More importantly, the judge was not convinced by the child witness, a grade 6 pupil.

“The court is not convinced of the reliability of the child’s identification of the accused Bella Ruby Santos.”

“By the time she had been taken as a witness, there had already been a previous mistaken identifications of another woman named (Karen) Esdrelon by the child’s companions,” the court said.

She was referring to a bungled police investigation early in the case where authorities arrested Norwegian visitor Sven Erik Berger and his fiance Karen Esdrelon, a Cebuana nurse, as the first set of suspects in the well-publicized case. Police had to release them later after accepting the mistake.

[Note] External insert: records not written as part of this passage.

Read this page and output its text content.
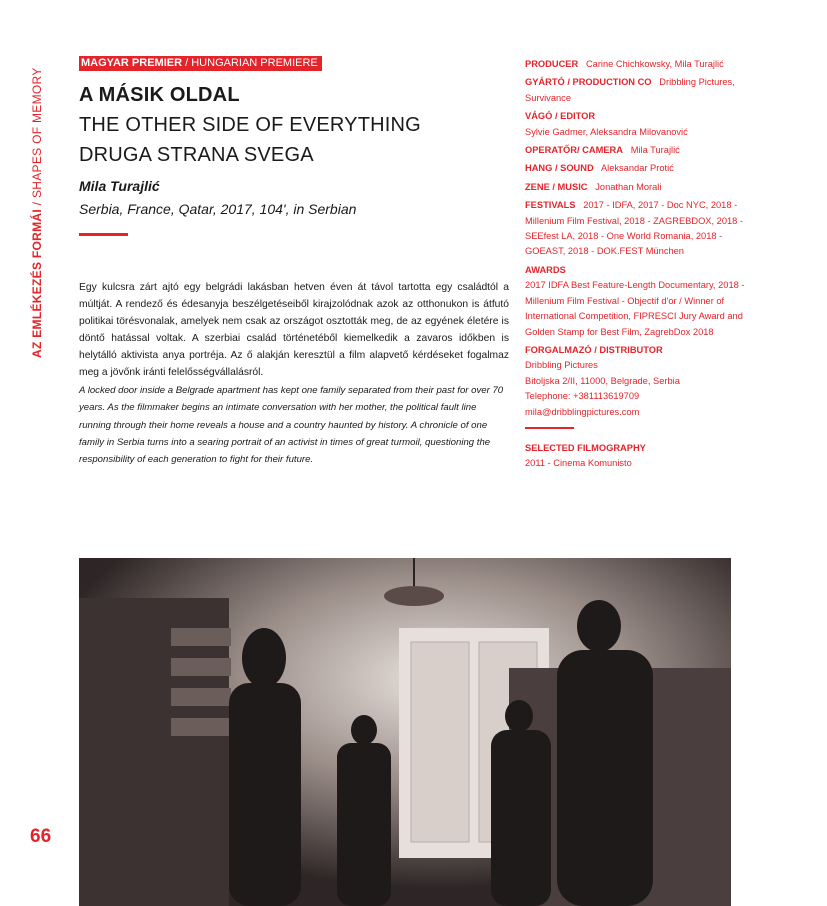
AZ EMLÉKEZÉS FORMÁI / SHAPES OF MEMORY
66
MAGYAR PREMIER / HUNGARIAN PREMIERE
A MÁSIK OLDAL
THE OTHER SIDE OF EVERYTHING
DRUGA STRANA SVEGA
Mila Turajlić
Serbia, France, Qatar, 2017, 104', in Serbian
Egy kulcsra zárt ajtó egy belgrádi lakásban hetven éven át távol tartotta egy családtól a múltját. A rendező és édesanyja beszélgetéseiből kirajzolódnak azok az otthonukon is átfutó politikai törésvonalak, amelyek nem csak az országot osztották meg, de az egyének életére is döntő hatással voltak. A szerbiai család történetéből kiemelkedik a zavaros időkben is helytálló aktivista anya portréja. Az ő alakján keresztül a film alapvető kérdéseket fogalmaz meg a jövőnk iránti felelősségvállalásról.
A locked door inside a Belgrade apartment has kept one family separated from their past for over 70 years. As the filmmaker begins an intimate conversation with her mother, the political fault line running through their home reveals a house and a country haunted by history. A chronicle of one family in Serbia turns into a searing portrait of an activist in times of great turmoil, questioning the responsibility of each generation to fight for their future.

PRODUCER Carine Chichkowsky, Mila Turajlić

GYÁRTÓ / PRODUCTION CO Dribbling Pictures, Survivance

VÁGÓ / EDITOR
Sylvie Gadmer, Aleksandra Milovanović

OPERATŐR/ CAMERA Mila Turajlić

HANG / SOUND Aleksandar Protić

ZENE / MUSIC Jonathan Morali

FESTIVALS 2017 - IDFA, 2017 - Doc NYC, 2018 - Millenium Film Festival, 2018 - ZAGREBDOX, 2018 - SEEfest LA, 2018 - One World Romania, 2018 - GOEAST, 2018 - DOK.FEST München

AWARDS
2017 IDFA Best Feature-Length Documentary, 2018 - Millenium Film Festival - Objectif d'or / Winner of International Competition, FIPRESCI Jury Award and Golden Stamp for Best Film, ZagrebDox 2018

FORGALMAZÓ / DISTRIBUTOR
Dribbling Pictures
Bitoljska 2/II, 11000, Belgrade, Serbia
Telephone: +381113619709
mila@dribblingpictures.com

SELECTED FILMOGRAPHY
2011 - Cinema Komunisto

“The prosecution has not established why this child’s (witness) identification would be better and more reliable than that of the other children who were also with her at that time,” said the judge, “and why she was not even initially considered a witness by the police.”

Judge Veloso also noted that none of the poilce who investigated the child were presented in court to shed light on how the girl was questioned and how the investigation was conducted.

When the girl witness testified in court, she admitted that she had been watching news on television where she first saw Santos. The witness further said that she was only informed by a neighbor that it was Santos who killed Ellah Joy.

“Such exposure to the media coverage could have possible influenced the chld into making such identification (of Santos),” Judge Veloso said.

“In every criminal prosecution, the identity of the offender must be established by proof beyond reasonable doubt,” said the judge, who stressed that the first duty of the prosecution is not to prove the crime but to prove the identity of the criminal.

In the end, the prosecution did not overcome the “presumption of innocence” of the accused.

“The intervention of any mistake or the appearance of any weakness in the identification simply means that the accused’s constitutional right of presumption of innocence,until the contrary is proved, is not overcome, thereby warranting an acquittal, even if doubt may cloud his innocence,” said the decision.